Creation of Synthetic Data

Creating a synthetic dataset requires a trained speech synthesis model. This tutorial assumes that you have a trained Tactron 2 with Global Style Tokens. For details on how to train this model, see here.

We first need to create an infer csv that pairs MAILABS wav files with LibriSpeech transcripts through tacotron_gst_create_infer_csv.py. Using this infer csv, we can start generating audio through tacotron_gst_create_syn_data.py.

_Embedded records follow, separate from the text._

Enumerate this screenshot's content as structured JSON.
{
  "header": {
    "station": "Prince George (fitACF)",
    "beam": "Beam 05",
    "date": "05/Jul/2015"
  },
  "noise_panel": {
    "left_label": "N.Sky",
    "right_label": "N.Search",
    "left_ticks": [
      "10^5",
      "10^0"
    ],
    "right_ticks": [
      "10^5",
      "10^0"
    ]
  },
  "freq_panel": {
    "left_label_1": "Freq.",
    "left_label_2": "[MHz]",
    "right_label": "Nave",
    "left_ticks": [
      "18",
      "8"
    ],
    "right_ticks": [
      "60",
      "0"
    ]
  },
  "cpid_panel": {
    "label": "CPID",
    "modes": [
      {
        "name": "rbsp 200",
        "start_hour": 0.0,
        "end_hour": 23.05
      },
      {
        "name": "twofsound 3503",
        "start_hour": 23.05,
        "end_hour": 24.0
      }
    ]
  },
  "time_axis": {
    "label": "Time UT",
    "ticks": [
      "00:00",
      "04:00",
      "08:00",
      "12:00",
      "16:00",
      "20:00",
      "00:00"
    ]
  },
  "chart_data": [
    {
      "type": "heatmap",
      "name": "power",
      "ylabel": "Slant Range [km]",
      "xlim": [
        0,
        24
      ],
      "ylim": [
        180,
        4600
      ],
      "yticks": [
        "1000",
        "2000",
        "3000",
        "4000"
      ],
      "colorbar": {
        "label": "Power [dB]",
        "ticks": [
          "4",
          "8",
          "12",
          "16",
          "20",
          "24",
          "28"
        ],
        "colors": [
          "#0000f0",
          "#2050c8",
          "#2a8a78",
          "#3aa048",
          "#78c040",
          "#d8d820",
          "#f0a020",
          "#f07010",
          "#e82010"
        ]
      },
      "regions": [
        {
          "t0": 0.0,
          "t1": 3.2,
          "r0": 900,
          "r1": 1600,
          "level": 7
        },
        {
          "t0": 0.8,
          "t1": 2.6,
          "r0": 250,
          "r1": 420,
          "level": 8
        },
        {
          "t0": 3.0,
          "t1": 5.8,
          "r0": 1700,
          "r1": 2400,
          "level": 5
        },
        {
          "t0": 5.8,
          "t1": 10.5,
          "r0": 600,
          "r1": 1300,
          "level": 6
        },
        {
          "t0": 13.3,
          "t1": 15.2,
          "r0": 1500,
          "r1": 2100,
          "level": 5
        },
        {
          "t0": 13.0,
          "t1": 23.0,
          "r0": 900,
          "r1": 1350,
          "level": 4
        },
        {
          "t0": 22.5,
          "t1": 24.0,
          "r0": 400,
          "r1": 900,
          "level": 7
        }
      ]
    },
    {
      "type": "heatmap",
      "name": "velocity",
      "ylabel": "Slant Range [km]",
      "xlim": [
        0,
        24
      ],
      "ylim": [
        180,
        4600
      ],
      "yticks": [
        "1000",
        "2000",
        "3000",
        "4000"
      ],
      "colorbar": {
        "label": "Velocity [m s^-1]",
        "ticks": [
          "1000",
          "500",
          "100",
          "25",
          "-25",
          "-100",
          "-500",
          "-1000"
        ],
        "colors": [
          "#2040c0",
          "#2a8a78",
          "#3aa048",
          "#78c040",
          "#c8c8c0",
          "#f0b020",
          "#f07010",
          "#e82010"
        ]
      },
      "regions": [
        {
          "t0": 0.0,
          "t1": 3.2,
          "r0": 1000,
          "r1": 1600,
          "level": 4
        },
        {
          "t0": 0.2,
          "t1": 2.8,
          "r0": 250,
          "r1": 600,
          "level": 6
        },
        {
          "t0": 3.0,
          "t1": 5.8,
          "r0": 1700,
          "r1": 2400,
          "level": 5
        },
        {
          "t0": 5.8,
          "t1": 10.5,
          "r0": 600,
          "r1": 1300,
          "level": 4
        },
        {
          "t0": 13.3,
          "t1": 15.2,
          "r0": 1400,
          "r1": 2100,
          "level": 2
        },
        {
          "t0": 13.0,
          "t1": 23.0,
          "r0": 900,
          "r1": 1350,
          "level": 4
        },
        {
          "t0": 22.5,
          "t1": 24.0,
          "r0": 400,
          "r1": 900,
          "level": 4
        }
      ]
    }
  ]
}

Last, we need to create a csv that can be used to train speech recognition models that pairs the synthetic wavs with their transcripts through nsr_create_syn_train_csv.py.

Steps:
  1. Inside tacotron_gst_create_infer_csv.py, change MAILABS_data_root and libri_data_root to where the MAILABS and LibriSpeech datasets are located
  2. Run tacotron_gst_create_infer_csv.py, it will create a file called generate.csv
  3. Move tacotron_gst_create_syn_data.py to the top-level OpenSeq2Seq directory where run.py is located, or otherwise ensure that the OpenSeq2Seq imports will be loaded
  4. Change config_file_path, checkpoint_path, and syn_save_dir as needed. config_file_path should point to tacotron_gst.py. checkpoint_path should be the directory holding the tacotron-gst checkpoints. syn_save_dir should be an existing directory where the synthetic wavs will be saved to.
  5. Run tacotron_gst_create_syn_data.py. 281241 wav files will be created. Note that the generation of a synthetic dataset could take as long as 1 day.
  6. Repeat steps 1-5 as many times as needed. You can change the decoder dropout parameter if wanted on line 63 of tacotron2_decoder.py if wanted. Be sure to save to a different directory to avoid overwriting the files.
  7. You should have a folder containing a number of sub-directories with each sub-directory holding a different synthetic dataset, each the size of LibriSpeech, depending on how many times step 6 was done.
  8. Inside nsr_create_syn_train_csv.py, change synthetic_data_root to point on the folder mentioned in step 7.
  9. Run nsr_create_syn_train_csv.py, this will create synthetic_data.csv.
  10. Add synthetic_data.csv to your speech recognition config under dataset_files. Add syn_enable and set it to True. Add syn_subdirs which is a list of strings containing the names of the sub-directories mentioned in step 7.
  11. Train with this new config file.

Training With Synthetic Data

We found that augmenting LibriSpeech with synthetic data allowed for a large improvement in WER compared to training on only LibriSpeech and training with traditional speech augmentation. Despite the larger amount of synthetic data, models performed best if the training data was sampled at a 50-50 ratio between LibriSpeech and synthetic samples. Since the size of the synthetic dataset is the same as the training set of LibriSpeech, this should be done automatically if training using the steps above.